Lena Cuisina at August 11, 2003 11:34 PM
I don't do that (often) do I? (Perhaps if someone had delivered honey dijon potato chips tonight, I could have been well into recovery now.) Alas, I continue to suffer from PPP (as, in turn do we all). (What can be done?)
(Amy Alkon) at August 12, 2003 12:43 AM
I have a variation of P3 myself. (rising out of metal folding chair, facing room) My name is Patrick... and I... I use dashes excessively. (Meekly resumes sitting.)
I'll be typing along about something, and then there's this comment I REALLY need to interject, and there it goes... sandwiched in between those damned dashes. The device is all right in its place, but when the digression becomes so long that readers forget what the topic of the sentence was, it becomes awkward. Worse still, I tend to do the same thing in conversation. I will be talking about something, interject with an aside, and then go off on the tangent for so long, I'll end without returning to the original topic.

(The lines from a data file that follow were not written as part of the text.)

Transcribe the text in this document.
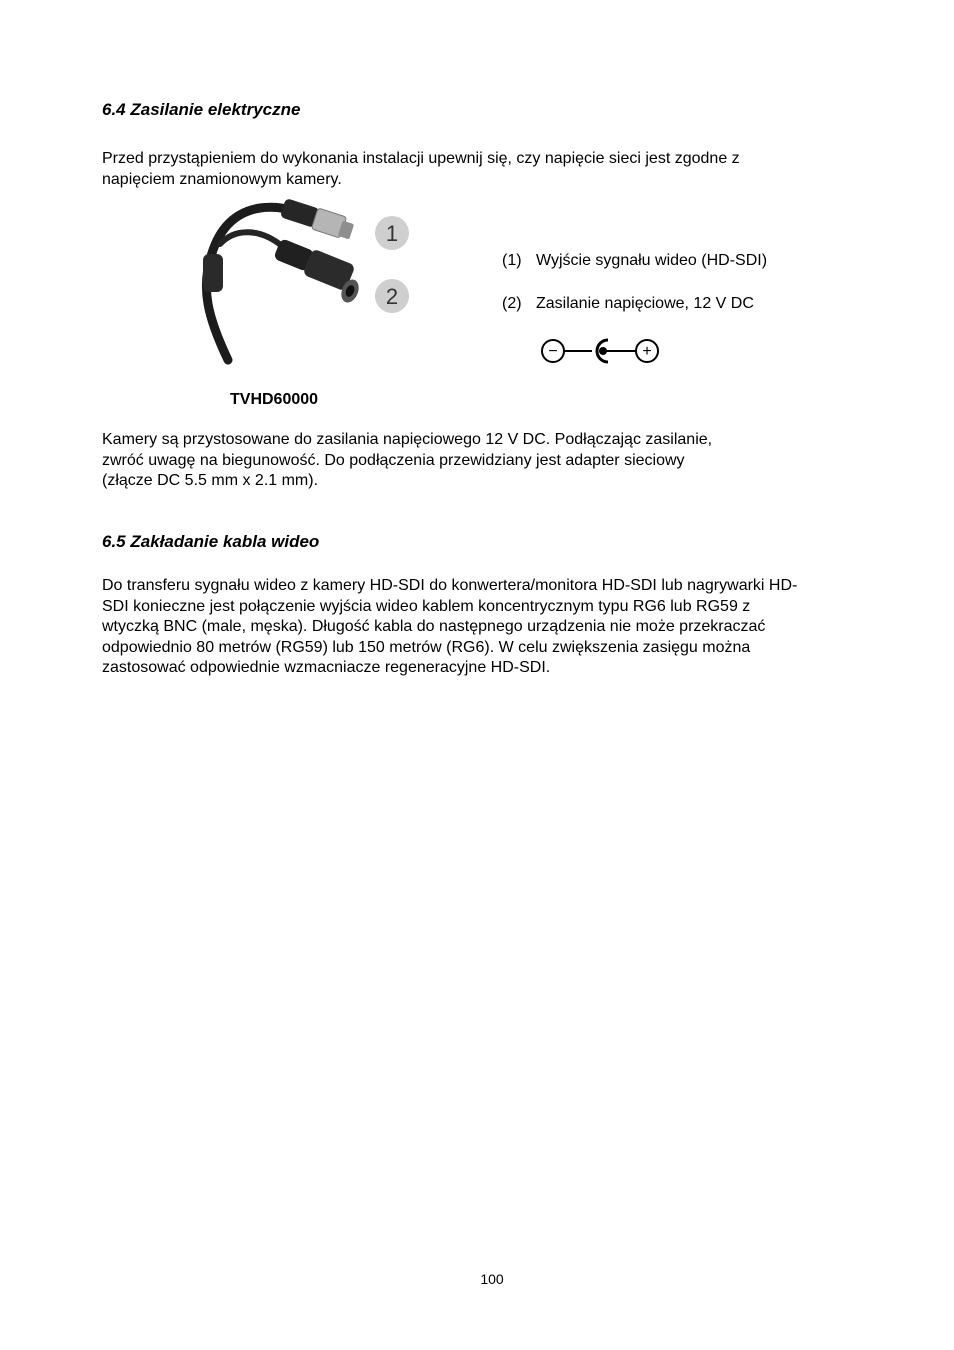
6.4 Zasilanie elektryczne

Przed przystąpieniem do wykonania instalacji upewnij się, czy napięcie sieci jest zgodne z
napięciem znamionowym kamery.

1
2

TVHD60000

(1) Wyjście sygnału wideo (HD-SDI)

(2) Zasilanie napięciowe, 12 V DC

−	+

Kamery są przystosowane do zasilania napięciowego 12 V DC. Podłączając zasilanie,
zwróć uwagę na biegunowość. Do podłączenia przewidziany jest adapter sieciowy
(złącze DC 5.5 mm x 2.1 mm).

6.5 Zakładanie kabla wideo

Do transferu sygnału wideo z kamery HD-SDI do konwertera/monitora HD-SDI lub nagrywarki HD-
SDI konieczne jest połączenie wyjścia wideo kablem koncentrycznym typu RG6 lub RG59 z
wtyczką BNC (male, męska). Długość kabla do następnego urządzenia nie może przekraczać
odpowiednio 80 metrów (RG59) lub 150 metrów (RG6). W celu zwiększenia zasięgu można
zastosować odpowiednie wzmacniacze regeneracyjne HD-SDI.

100
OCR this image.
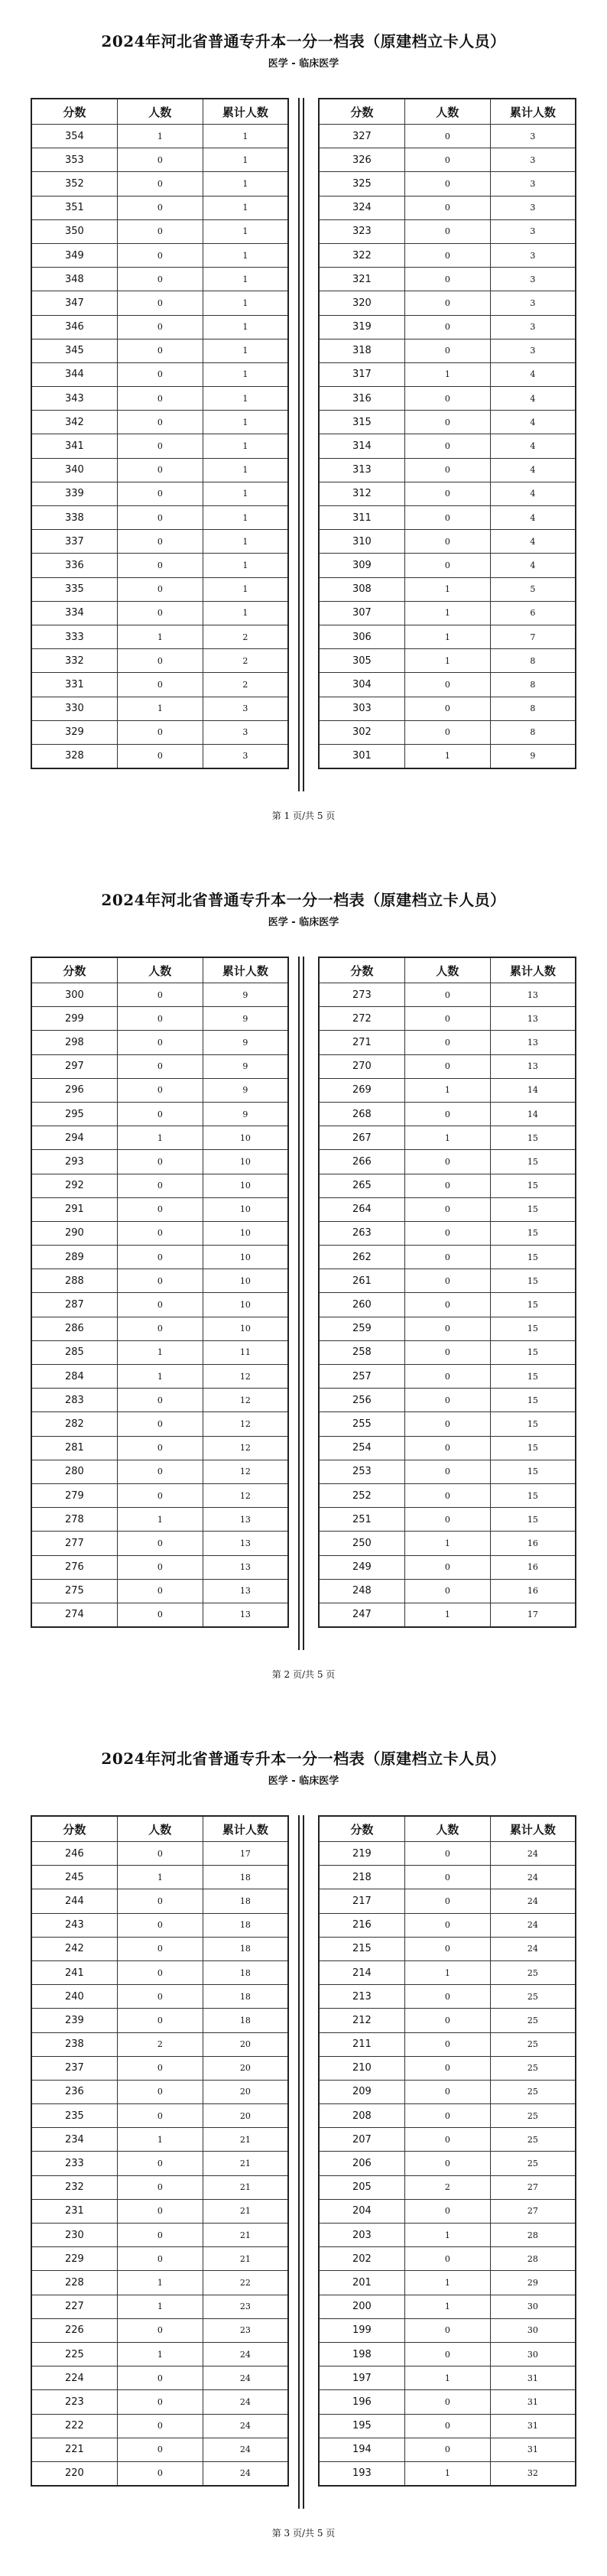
2024年河北省普通专升本一分一档表（原建档立卡人员）
医学 - 临床医学
分数	人数	累计人数
354	1	1
353	0	1
352	0	1
351	0	1
350	0	1
349	0	1
348	0	1
347	0	1
346	0	1
345	0	1
344	0	1
343	0	1
342	0	1
341	0	1
340	0	1
339	0	1
338	0	1
337	0	1
336	0	1
335	0	1
334	0	1
333	1	2
332	0	2
331	0	2
330	1	3
329	0	3
328	0	3
分数	人数	累计人数
327	0	3
326	0	3
325	0	3
324	0	3
323	0	3
322	0	3
321	0	3
320	0	3
319	0	3
318	0	3
317	1	4
316	0	4
315	0	4
314	0	4
313	0	4
312	0	4
311	0	4
310	0	4
309	0	4
308	1	5
307	1	6
306	1	7
305	1	8
304	0	8
303	0	8
302	0	8
301	1	9
第 1 页/共 5 页
2024年河北省普通专升本一分一档表（原建档立卡人员）
医学 - 临床医学
分数	人数	累计人数
300	0	9
299	0	9
298	0	9
297	0	9
296	0	9
295	0	9
294	1	10
293	0	10
292	0	10
291	0	10
290	0	10
289	0	10
288	0	10
287	0	10
286	0	10
285	1	11
284	1	12
283	0	12
282	0	12
281	0	12
280	0	12
279	0	12
278	1	13
277	0	13
276	0	13
275	0	13
274	0	13
分数	人数	累计人数
273	0	13
272	0	13
271	0	13
270	0	13
269	1	14
268	0	14
267	1	15
266	0	15
265	0	15
264	0	15
263	0	15
262	0	15
261	0	15
260	0	15
259	0	15
258	0	15
257	0	15
256	0	15
255	0	15
254	0	15
253	0	15
252	0	15
251	0	15
250	1	16
249	0	16
248	0	16
247	1	17
第 2 页/共 5 页
2024年河北省普通专升本一分一档表（原建档立卡人员）
医学 - 临床医学
分数	人数	累计人数
246	0	17
245	1	18
244	0	18
243	0	18
242	0	18
241	0	18
240	0	18
239	0	18
238	2	20
237	0	20
236	0	20
235	0	20
234	1	21
233	0	21
232	0	21
231	0	21
230	0	21
229	0	21
228	1	22
227	1	23
226	0	23
225	1	24
224	0	24
223	0	24
222	0	24
221	0	24
220	0	24
分数	人数	累计人数
219	0	24
218	0	24
217	0	24
216	0	24
215	0	24
214	1	25
213	0	25
212	0	25
211	0	25
210	0	25
209	0	25
208	0	25
207	0	25
206	0	25
205	2	27
204	0	27
203	1	28
202	0	28
201	1	29
200	1	30
199	0	30
198	0	30
197	1	31
196	0	31
195	0	31
194	0	31
193	1	32
第 3 页/共 5 页
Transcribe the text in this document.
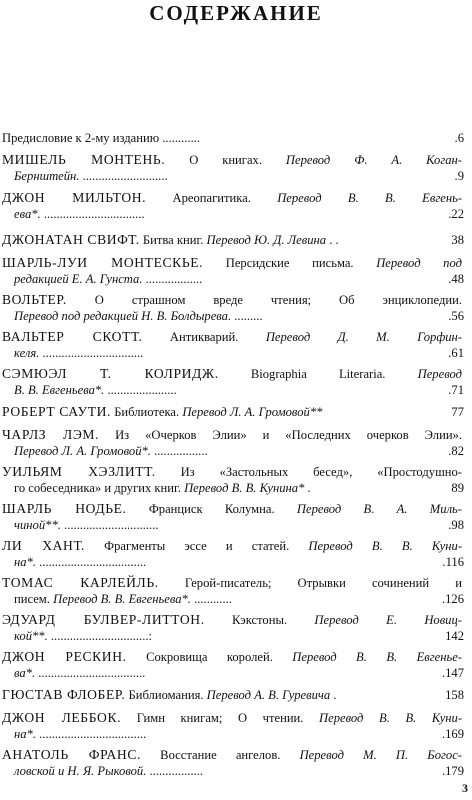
СОДЕРЖАНИЕ
Предисловие к 2-му изданию ............	.6
МИШЕЛЬ МОНТЕНЬ. О книгах. Перевод Ф. А. Коган-
Бернштейн. ...........................	.9
ДЖОН МИЛЬТОН. Ареопагитика. Перевод В. В. Евгень-
ева*. ................................	.22
ДЖОНАТАН СВИФТ. Битва книг. Перевод Ю. Д. Левина . .	38
ШАРЛЬ-ЛУИ МОНТЕСКЬЕ. Персидские письма. Перевод под
редакцией Е. А. Гунста. ..................	.48
ВОЛЬТЕР. О страшном вреде чтения; Об энциклопедии.
Перевод под редакцией Н. В. Болдырева. .........	.56
ВАЛЬТЕР СКОТТ. Антикварий. Перевод Д. М. Горфин-
келя. ................................	.61
СЭМЮЭЛ Т. КОЛРИДЖ. Biographia Literaria. Перевод
В. В. Евгеньева*. ......................	.71
РОБЕРТ САУТИ. Библиотека. Перевод Л. А. Громовой**	77
ЧАРЛЗ ЛЭМ. Из «Очерков Элии» и «Последних очерков Элии».
Перевод Л. А. Громовой*. .................	.82
УИЛЬЯМ ХЭЗЛИТТ. Из «Застольных бесед», «Простодушно-
го собеседника» и других книг. Перевод В. В. Кунина* .	89
ШАРЛЬ НОДЬЕ. Франциск Колумна. Перевод В. А. Миль-
чиной**. ..............................	.98
ЛИ ХАНТ. Фрагменты эссе и статей. Перевод В. В. Куни-
на*. ..................................	.116
ТОМАС КАРЛЕЙЛЬ. Герой-писатель; Отрывки сочинений и
писем. Перевод В. В. Евгеньева*. ............	.126
ЭДУАРД БУЛВЕР-ЛИТТОН. Кэкстоны. Перевод Е. Новиц-
кой**. ...............................:	142
ДЖОН РЕСКИН. Сокровища королей. Перевод В. В. Евгенье-
ва*. ..................................	.147
ГЮСТАВ ФЛОБЕР. Библиомания. Перевод А. В. Гуревича .	158
ДЖОН ЛЕББОК. Гимн книгам; О чтении. Перевод В. В. Куни-
на*. ..................................	.169
АНАТОЛЬ ФРАНС. Восстание ангелов. Перевод М. П. Богос-
ловской и Н. Я. Рыковой. .................	.179
3
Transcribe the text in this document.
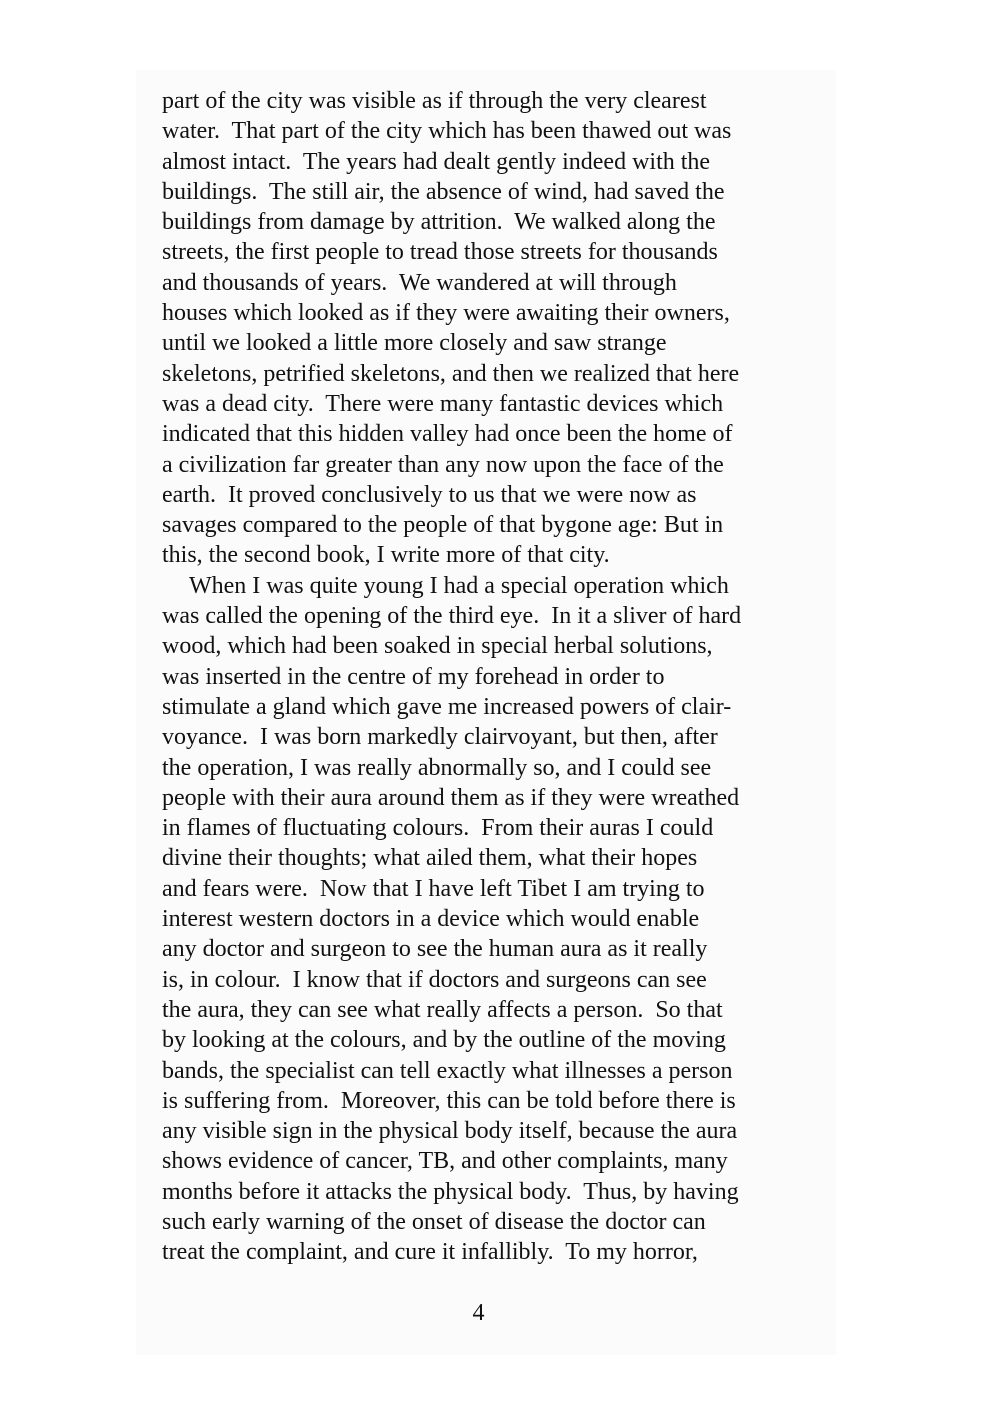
part of the city was visible as if through the very clearest
water.  That part of the city which has been thawed out was
almost intact.  The years had dealt gently indeed with the
buildings.  The still air, the absence of wind, had saved the
buildings from damage by attrition.  We walked along the
streets, the first people to tread those streets for thousands
and thousands of years.  We wandered at will through
houses which looked as if they were awaiting their owners,
until we looked a little more closely and saw strange
skeletons, petrified skeletons, and then we realized that here
was a dead city.  There were many fantastic devices which
indicated that this hidden valley had once been the home of
a civilization far greater than any now upon the face of the
earth.  It proved conclusively to us that we were now as
savages compared to the people of that bygone age: But in
this, the second book, I write more of that city.
When I was quite young I had a special operation which
was called the opening of the third eye.  In it a sliver of hard
wood, which had been soaked in special herbal solutions,
was inserted in the centre of my forehead in order to
stimulate a gland which gave me increased powers of clair-
voyance.  I was born markedly clairvoyant, but then, after
the operation, I was really abnormally so, and I could see
people with their aura around them as if they were wreathed
in flames of fluctuating colours.  From their auras I could
divine their thoughts; what ailed them, what their hopes
and fears were.  Now that I have left Tibet I am trying to
interest western doctors in a device which would enable
any doctor and surgeon to see the human aura as it really
is, in colour.  I know that if doctors and surgeons can see
the aura, they can see what really affects a person.  So that
by looking at the colours, and by the outline of the moving
bands, the specialist can tell exactly what illnesses a person
is suffering from.  Moreover, this can be told before there is
any visible sign in the physical body itself, because the aura
shows evidence of cancer, TB, and other complaints, many
months before it attacks the physical body.  Thus, by having
such early warning of the onset of disease the doctor can
treat the complaint, and cure it infallibly.  To my horror,
4
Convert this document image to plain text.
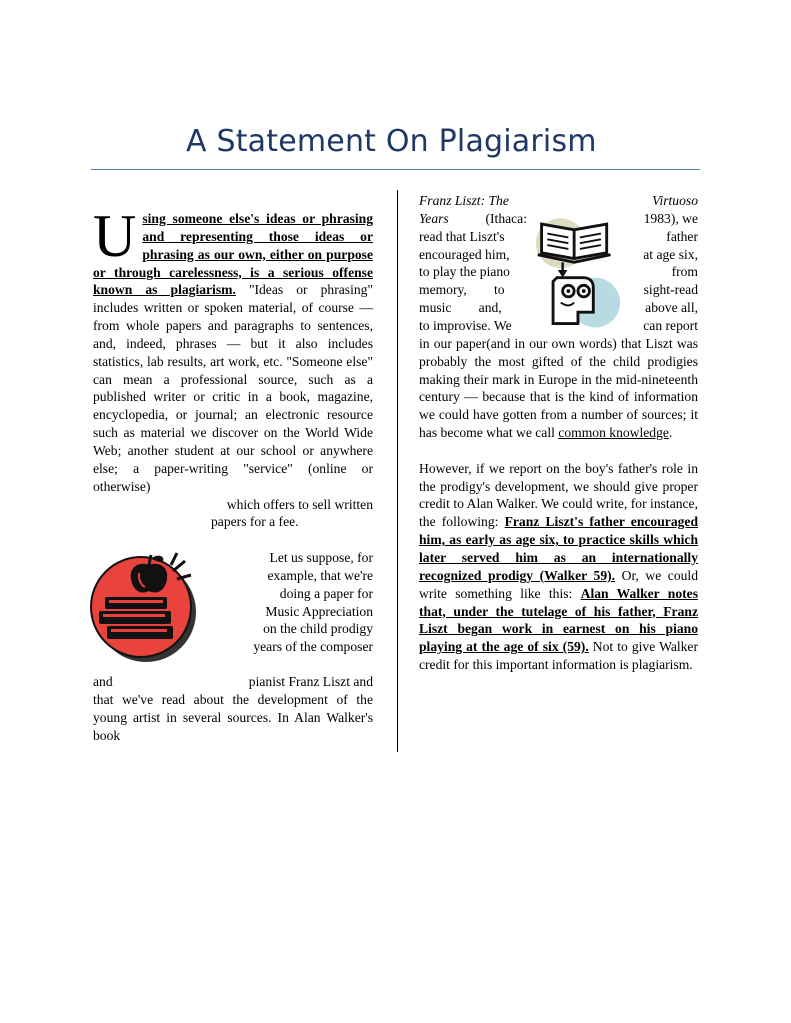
A Statement On Plagiarism

Using someone else's ideas or phrasing and representing those ideas or phrasing as our own, either on purpose or through carelessness, is a serious offense known as plagiarism. "Ideas or phrasing" includes written or spoken material, of course — from whole papers and paragraphs to sentences, and, indeed, phrases — but it also includes statistics, lab results, art work, etc. "Someone else" can mean a professional source, such as a published writer or critic in a book, magazine, encyclopedia, or journal; an electronic resource such as material we discover on the World Wide Web; another student at our school or anywhere else; a paper-writing "service" (online or otherwise)

which offers to sell written

papers for a fee.

Let us suppose, for

example, that we're

doing a paper for

Music Appreciation

on the child prodigy

years of the composer

and	pianist Franz Liszt and

that we've read about the development of the young artist in several sources. In Alan Walker's book

Franz Liszt: The	Virtuoso

Years	(Ithaca:

read that Liszt's

encouraged him,

to play the piano

memory,        to

music        and,

to improvise. We

1983), we

father

at age six,

from

sight-read

above all,

can report

in our paper(and in our own words) that Liszt was probably the most gifted of the child prodigies making their mark in Europe in the mid-nineteenth century — because that is the kind of information we could have gotten from a number of sources; it has become what we call common knowledge.

However, if we report on the boy's father's role in the prodigy's development, we should give proper credit to Alan Walker. We could write, for instance, the following: Franz Liszt's father encouraged him, as early as age six, to practice skills which later served him as an internationally recognized prodigy (Walker 59). Or, we could write something like this: Alan Walker notes that, under the tutelage of his father, Franz Liszt began work in earnest on his piano playing at the age of six (59). Not to give Walker credit for this important information is plagiarism.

On my fitness page - that I'm still working on and haven't posted yet - I think I'm in the running for the world's longest "aside." See for yourself. Taken from my FAQ, when I'm answering a question about the dangers of smoking:
"Since your capillaries are the 'drop-off/pick-up' points for the red blood cells -- where oxygen and nutrients are dropped off, waste products such as lactic acid are removed and fat is carried off to be used as fuel -- constricting the vessels means that all of these functions are done with less efficiency."
I think I'll call my condition TDS or "Terminal Dash Syndrome" -- note the true beauty of this acronym: it sounds like "tedious" -- for the sake of those that like giving clinical terms to relatively harmless idiosyncracies.